Gazelle is one of the most recognizable names in this growing business. I've always wondered exactly what happens to a device once you send it off to a company like Gazelle -- from where the gadget eventually ends up to how it deals with stolen devices, and what security measures it takes to ensure the used phones and tablets leave its hands crystal clean -- so I asked.

What happens to your iDevice?

If you've ever dealt with Gazelle, you know that the company can't guarantee you a price for your iPhone or iPad until it has seen it in person. On the company's website you can get a quote based on the model of your device, carrier, and estimated condition, but that price isn't officially offered until you've sent your gadget to the company's facility in Louisville.


Once the device arrives, it's unpacked and its data is wiped. Users are obviously encouraged to wipe their data before sending their phones or tablets in, but to ensure nothing is missed, Gazelle does it again.
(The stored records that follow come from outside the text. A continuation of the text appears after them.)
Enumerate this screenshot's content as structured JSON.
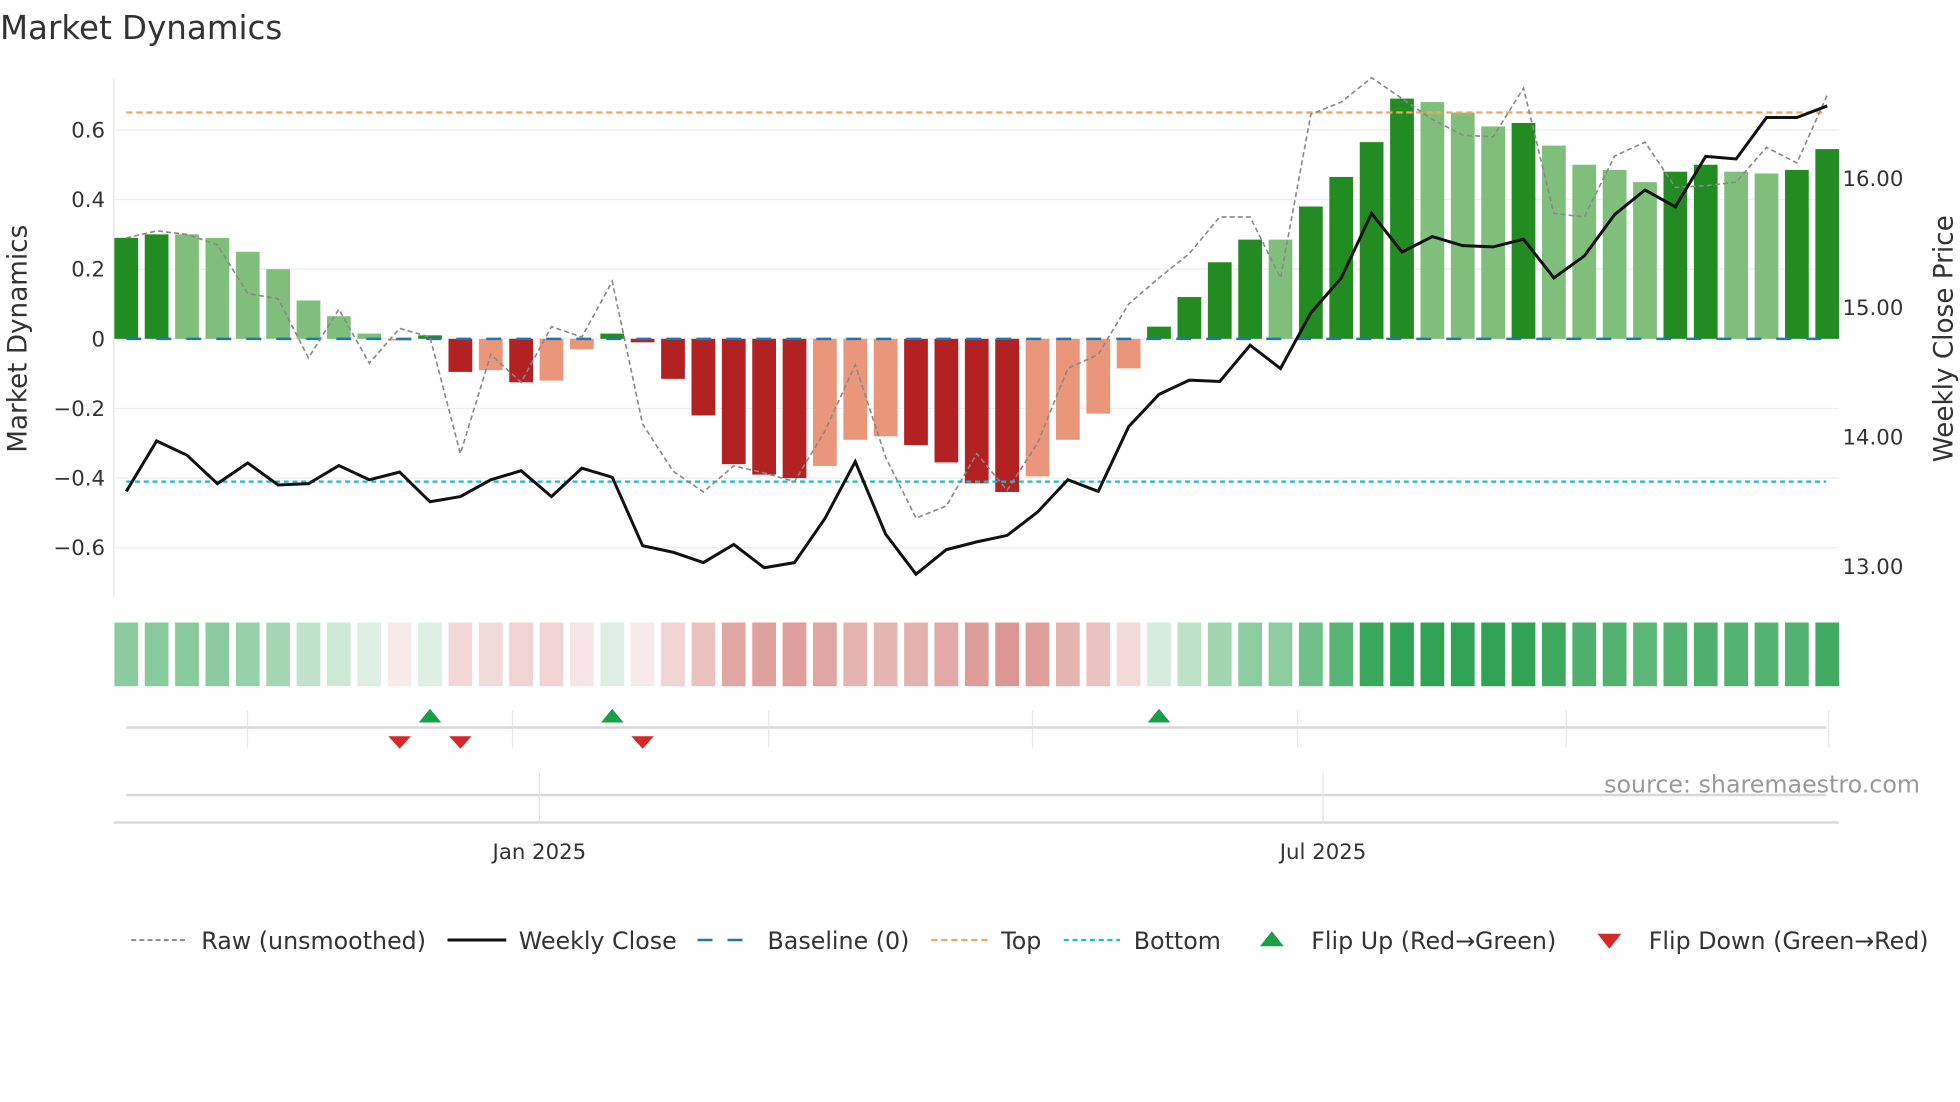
{
  "chart_data": {
    "type": "bar",
    "title": "Market Dynamics",
    "ylabel": "Market Dynamics",
    "y2label": "Weekly Close Price",
    "ylim": [
      -0.743,
      0.747
    ],
    "y2lim": [
      12.76,
      16.77
    ],
    "yticks": [
      "0.6",
      "0.4",
      "0.2",
      "0",
      "−0.2",
      "−0.4",
      "−0.6"
    ],
    "ytick_values": [
      0.6,
      0.4,
      0.2,
      0,
      -0.2,
      -0.4,
      -0.6
    ],
    "y2ticks": [
      "16.00",
      "15.00",
      "14.00",
      "13.00"
    ],
    "y2tick_values": [
      16,
      15,
      14,
      13
    ],
    "xticks": [
      {
        "label": "Jan 2025",
        "index": 13.6
      },
      {
        "label": "Jul 2025",
        "index": 39.4
      }
    ],
    "top_level": 0.65,
    "bottom_level": -0.41,
    "baseline": 0,
    "bars": [
      0.29,
      0.3,
      0.3,
      0.29,
      0.25,
      0.2,
      0.11,
      0.065,
      0.015,
      -0.005,
      0.01,
      -0.095,
      -0.09,
      -0.125,
      -0.12,
      -0.03,
      0.015,
      -0.01,
      -0.115,
      -0.22,
      -0.36,
      -0.39,
      -0.4,
      -0.365,
      -0.29,
      -0.28,
      -0.305,
      -0.355,
      -0.415,
      -0.44,
      -0.395,
      -0.29,
      -0.215,
      -0.085,
      0.035,
      0.12,
      0.22,
      0.285,
      0.285,
      0.38,
      0.465,
      0.565,
      0.69,
      0.68,
      0.65,
      0.61,
      0.62,
      0.555,
      0.5,
      0.485,
      0.45,
      0.48,
      0.5,
      0.48,
      0.475,
      0.485,
      0.545
    ],
    "bar_shade": [
      "d",
      "d",
      "l",
      "l",
      "l",
      "l",
      "l",
      "l",
      "l",
      "l",
      "d",
      "d",
      "l",
      "d",
      "l",
      "l",
      "d",
      "d",
      "d",
      "d",
      "d",
      "d",
      "d",
      "l",
      "l",
      "l",
      "d",
      "d",
      "d",
      "d",
      "l",
      "l",
      "l",
      "l",
      "d",
      "d",
      "d",
      "d",
      "l",
      "d",
      "d",
      "d",
      "d",
      "l",
      "l",
      "l",
      "d",
      "l",
      "l",
      "l",
      "l",
      "d",
      "d",
      "l",
      "l",
      "d",
      "d"
    ],
    "raw": [
      0.29,
      0.31,
      0.3,
      0.27,
      0.13,
      0.115,
      -0.055,
      0.085,
      -0.07,
      0.03,
      0.005,
      -0.33,
      -0.045,
      -0.125,
      0.035,
      0.005,
      0.165,
      -0.245,
      -0.38,
      -0.44,
      -0.365,
      -0.385,
      -0.41,
      -0.265,
      -0.075,
      -0.34,
      -0.515,
      -0.48,
      -0.33,
      -0.435,
      -0.3,
      -0.085,
      -0.045,
      0.1,
      0.175,
      0.245,
      0.35,
      0.35,
      0.175,
      0.645,
      0.68,
      0.75,
      0.69,
      0.63,
      0.585,
      0.58,
      0.72,
      0.36,
      0.35,
      0.525,
      0.565,
      0.435,
      0.44,
      0.45,
      0.55,
      0.505,
      0.7
    ],
    "close": [
      13.58,
      13.97,
      13.86,
      13.64,
      13.8,
      13.63,
      13.64,
      13.78,
      13.67,
      13.73,
      13.5,
      13.54,
      13.67,
      13.74,
      13.54,
      13.76,
      13.69,
      13.16,
      13.11,
      13.03,
      13.17,
      12.99,
      13.03,
      13.37,
      13.81,
      13.25,
      12.94,
      13.13,
      13.19,
      13.24,
      13.42,
      13.67,
      13.58,
      14.08,
      14.33,
      14.44,
      14.43,
      14.71,
      14.53,
      14.96,
      15.23,
      15.73,
      15.43,
      15.55,
      15.48,
      15.47,
      15.53,
      15.23,
      15.4,
      15.72,
      15.91,
      15.78,
      16.17,
      16.15,
      16.47,
      16.47,
      16.56
    ],
    "flip_up": [
      10,
      16,
      34
    ],
    "flip_down": [
      9,
      11,
      17
    ],
    "legend": [
      "Raw (unsmoothed)",
      "Weekly Close",
      "Baseline (0)",
      "Top",
      "Bottom",
      "Flip Up (Red→Green)",
      "Flip Down (Green→Red)"
    ],
    "legend_placement": "bottom",
    "colors": {
      "dark_green": "#228b22",
      "light_green": "#7fbf7b",
      "dark_red": "#b22222",
      "light_red": "#e9967a",
      "top": "#f4a460",
      "bottom": "#17becf",
      "baseline": "#1f77b4",
      "up": "#1a9e48",
      "down": "#d62728"
    }
  },
  "source": "source: sharemaestro.com"
}
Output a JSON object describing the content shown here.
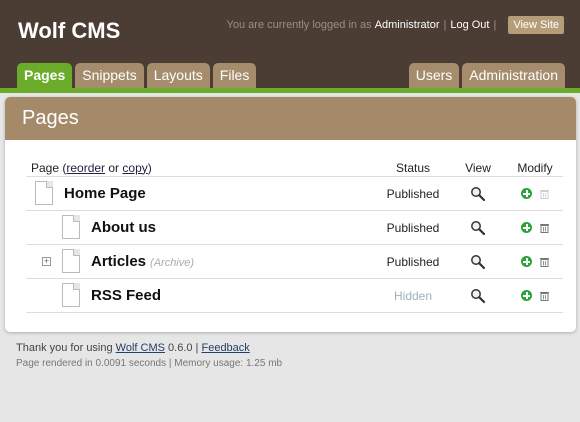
{
  "header": {
    "logo": "Wolf CMS",
    "logged_in_text": "You are currently logged in as",
    "user": "Administrator",
    "separator": "|",
    "logout": "Log Out",
    "view_site": "View Site"
  },
  "tabs_left": [
    {
      "label": "Pages",
      "active": true
    },
    {
      "label": "Snippets"
    },
    {
      "label": "Layouts"
    },
    {
      "label": "Files"
    }
  ],
  "tabs_right": [
    {
      "label": "Users"
    },
    {
      "label": "Administration"
    }
  ],
  "panel": {
    "title": "Pages",
    "columns": {
      "page": "Page (",
      "reorder": "reorder",
      "or": " or ",
      "copy": "copy",
      "close": ")",
      "status": "Status",
      "view": "View",
      "modify": "Modify"
    },
    "rows": [
      {
        "name": "Home Page",
        "status": "Published"
      },
      {
        "name": "About us",
        "status": "Published"
      },
      {
        "name": "Articles",
        "tag": "(Archive)",
        "status": "Published"
      },
      {
        "name": "RSS Feed",
        "status": "Hidden"
      }
    ]
  },
  "footer": {
    "thanks": "Thank you for using ",
    "product_link": "Wolf CMS",
    "version": " 0.6.0 | ",
    "feedback": "Feedback",
    "render_info": "Page rendered in 0.0091 seconds | Memory usage: 1.25 mb"
  },
  "colors": {
    "header_bg": "#4b3d33",
    "accent_green": "#6bab2a",
    "tab_tan": "#a48c6c"
  }
}
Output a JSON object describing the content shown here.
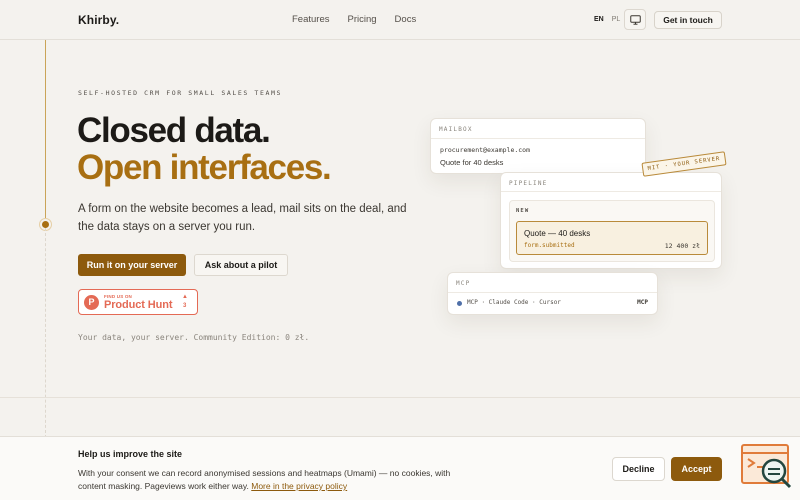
{
  "header": {
    "logo": "Khirby.",
    "nav": [
      "Features",
      "Pricing",
      "Docs"
    ],
    "lang_active": "EN",
    "lang_other": "PL",
    "cta": "Get in touch"
  },
  "hero": {
    "eyebrow": "SELF-HOSTED CRM FOR SMALL SALES TEAMS",
    "headline_1": "Closed data.",
    "headline_2": "Open interfaces.",
    "lede": "A form on the website becomes a lead, mail sits on the deal, and the data stays on a server you run.",
    "primary_cta": "Run it on your server",
    "secondary_cta": "Ask about a pilot",
    "product_hunt": {
      "small": "FIND US ON",
      "big": "Product Hunt",
      "count": "3"
    },
    "footnote": "Your data, your server. Community Edition: 0 zł."
  },
  "cards": {
    "mailbox": {
      "label": "MAILBOX",
      "from": "procurement@example.com",
      "subject": "Quote for 40 desks"
    },
    "badge": "MIT · YOUR SERVER",
    "pipeline": {
      "label": "PIPELINE",
      "stage": "NEW",
      "deal_title": "Quote — 40 desks",
      "deal_event": "form.submitted",
      "deal_amount": "12 400 zł"
    },
    "mcp": {
      "label": "MCP",
      "clients": "MCP · Claude Code · Cursor",
      "tag": "MCP"
    }
  },
  "cookie": {
    "title": "Help us improve the site",
    "text": "With your consent we can record anonymised sessions and heatmaps (Umami) — no cookies, with content masking. Pageviews work either way.",
    "link": "More in the privacy policy",
    "decline": "Decline",
    "accept": "Accept"
  },
  "colors": {
    "accent": "#a86f12",
    "accent_dark": "#8d5a0d",
    "product_hunt": "#e46a55",
    "background": "#f4f2ee"
  },
  "icons": {
    "theme_toggle": "monitor-icon",
    "product_hunt": "product-hunt-logo-icon",
    "widget": "terminal-search-icon"
  }
}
For iPhones and iPads, Gazelle uses both the built-in data wipe feature to clear the device, as well as data sanitation software from California-based FutureDial.

The device's serial number is checked against a nationwide database of devices that have been reported stolen, thwarting criminals looking to make a quick buck. When a flag is raised during this check, the information is handed over to local law enforcement. But as easy a target as smartphones and tablets seem to be, the number of stolen Apple gadgets that come through Gazelle's doors is actually quite small. Gazelle's Chief Gadget Officer, Anthony Scarsella, revealed that less than 1% of all devices sent to Gazelle have been reported stolen.


When Gazelle receives a broken phone or tablet -- which, according to the company, is approximately 30% to 40% of its business -- it works with a refurbishing partner to repair it, at which point it is wiped like all the rest.

If your gadget is too busted to be salvaged, the only option is to have it recycled. For this, Gazelle uses CloudBlue, an e-waste disposal company with processing facilities located across the United States and around the world. CloudBlue was one of the first organizations to receive e-Stewards Certification, marking it as a leader in responsible e-waste management.

Finding a new home

Once your iPhone or iPad makes its way through Gazelle's processing facility, and long after you've gotten your payment, the recycled devices often find their way to the hands of a reseller.

Gazelle sells its used devices in wholesale numbers, and along with hundreds or thousands of others, your iDevice eventually gets listed on a site like eBay as a used device looking for a new lease on life. If you've ever wondered how a popular merchant on Amazon or eBay gets its hands on endless numbers of used iDevices, now you have your answer.

BFFs: Apple and Gazelle

It's clear that Apple has become the primary focus for Gazelle in recent years, with the company changing its resale efforts to focus almost exclusively on Apple products. Where Gazelle once accepted everything from Blu-ray players to camcorders, the list of accepted devices now much smaller, and the only types of computers allowed are Macs.


Due to rapidly-shifting trade-in trends, the company couldn't reveal to me the breakdown of what percentage of devices it handles are Apple-branded. However, I did find out that Gazelle's Lousiville processing facility reached its peak employment volume following the release of the iPhone 5s and iPhone 5c, pointing to the company's close relationship with Apple's product cycles.

The folks at Gazelle were very open about their process, and if the company is sticking with the process it described to me, it seems to be acting in an environmentally responsible and socially conscious way. Its decision to focus on Apple products means it's likely to remain a major player in the resale scene for the foreseeable future. However, with greater numbers of iPhone and iPad users looking to get ride of their gadgets for a few bucks, and companies like Amazon looking for their own slice of the pie, Gazelle certainly has a healthy dose of competition.